It isn’t difficult to imagine a future where wearables will monitor everything from blood glucose to blood alcohol.
Health Data Considerations
Of course, wearable technology relies on the processing of individual user’s personal data, including health data for med tech wearables. Health data falls under “special category data” for the purpose of the General Data Protection Regulation 2016/679 (GDPR) and consequentially requires more protection because of its sensitive nature. In order to to lawfully process special category data, a lawful basis under Article 6 and Article 9 of the GDPR must be identified. And processing must be fair and transparent.
When processing health data through a wearable device it is likely that the explicit consent of the user will be required to process that data. Consent may also be required to process non-sensitive user personal data. Under the GDPR, consent must be freely given, specific, informed and an unambiguous indication of the user’s wishes. Explicit consent (for the processing of special category data) must be expressly confirmed in words.
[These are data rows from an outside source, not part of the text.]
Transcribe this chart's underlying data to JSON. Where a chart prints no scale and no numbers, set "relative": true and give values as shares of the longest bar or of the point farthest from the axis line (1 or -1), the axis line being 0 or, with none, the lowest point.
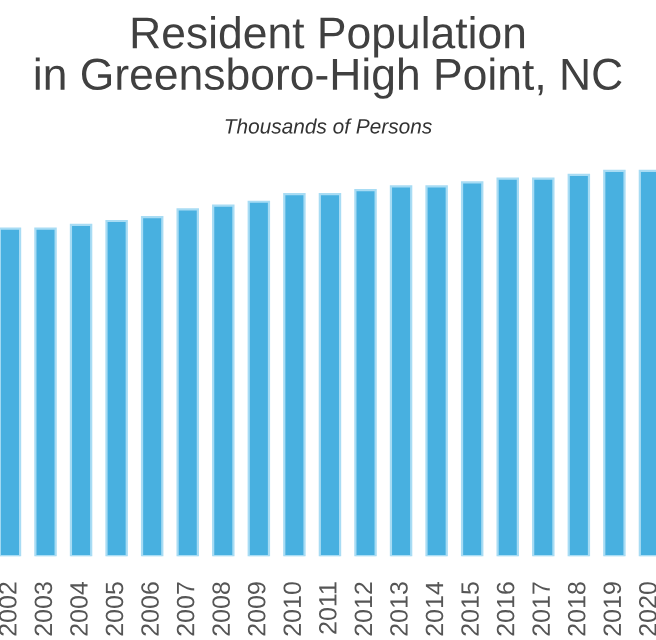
{
  "chart_data": {
    "type": "bar",
    "title": "Resident Population\nin Greensboro-High Point, NC",
    "subtitle": "Thousands of Persons",
    "relative": true,
    "color": "#48b0e0",
    "categories": [
      "2002",
      "2003",
      "2004",
      "2005",
      "2006",
      "2007",
      "2008",
      "2009",
      "2010",
      "2011",
      "2012",
      "2013",
      "2014",
      "2015",
      "2016",
      "2017",
      "2018",
      "2019",
      "2020"
    ],
    "values": [
      0.85,
      0.85,
      0.86,
      0.87,
      0.88,
      0.9,
      0.91,
      0.92,
      0.94,
      0.94,
      0.95,
      0.96,
      0.96,
      0.97,
      0.98,
      0.98,
      0.99,
      1.0,
      1.0
    ],
    "grid": false,
    "legend": false
  }
}
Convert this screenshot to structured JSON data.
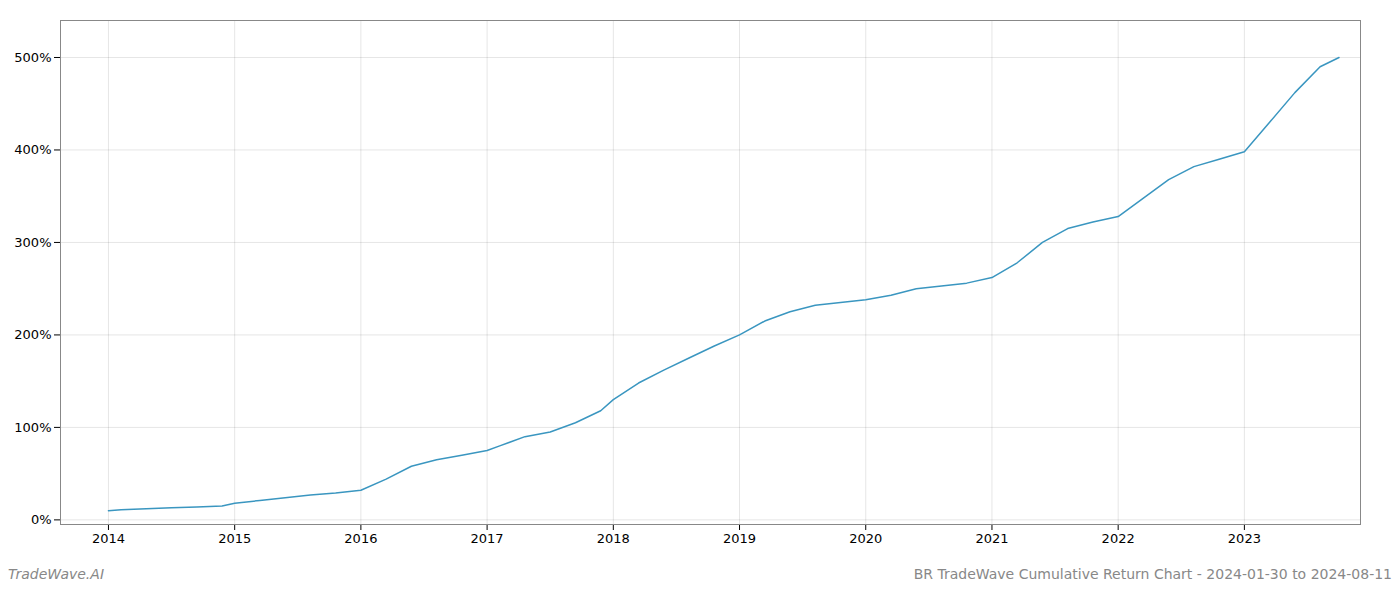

Implying consent through use of a wearable device isn’t sufficient.
Technology providers should therefore consider the following points with regard to their wearable products:
- If consent is required from the user in order for the provider to carry out its processing activities
- Where consent is required, the user must be provided with clear information (usually in the form of a privacy notice) regarding how their personal data will be used so the user is fully informed before making any decision
- That users can easily withdraw consent and ensure that their personal data is not further processed
- If explicit consent is required (for processing special category data) any written statement provided allows a user to clearly indicate that they agree to the processing.
Complying with other GDPR Principles
In addition to the lawful basis of processing personal data, other principles set out in the GDPR should be considered such as:
- Data minimisation (only the minimum relevant amount of personal data necessary for processing must be collected and used)
- Data security (personal data must be processed in a manner that ensures appropriate security of the personal data)
- Limitation on the use of data (personal data is only processed for the purpose the personal data was collected for)
- Retention of data (personal data should not be stored for longer than necessary)
- Accuracy of data (personal data must be kept up to date)
and the technology provider must be able to demonstrate compliance with the principles set out in the GDPR.
International Transfers of Personal Data
For those technology providers who transfer personal data outside of the EEA, making the personal data anonymous means the restrictions on international transfers of personal data set out in the GDPR will not apply. When anonymization isn't possible, the technology provider should consider if the non-EEA country has a legal framework in place that the EU Commission has deemed to be "adequate" in providing protection for individuals’ rights and freedoms for their personal data. If no adequacy decision has been made in respect to such non-EEA country, then the technology provider may have to engage the party importing the data using standard data protection clauses adopted by the EU Commission. The standard contractual clauses must be used in their entirety and without amendment.
Following BREXIT, transfers of personal data from the UK to countries outside of the UK will be subject to transfer rules under the UK regime, which shouldn't be dissimilar to the rules set out in the GDPR. Transfers from the UK to the EEA shouldn't be restricted. If the UK leaves the EU without a deal, organisations can't assume that an adequacy decision will be in place for the UK immediately following exit day. As such organisations with EEA customers may also need to adopt the standard data protection clauses into their agreements. Following BREXIT, UK organisations which process the personal data of EEA data subjects will need to comply with both the GDPR and the UK data protection regime.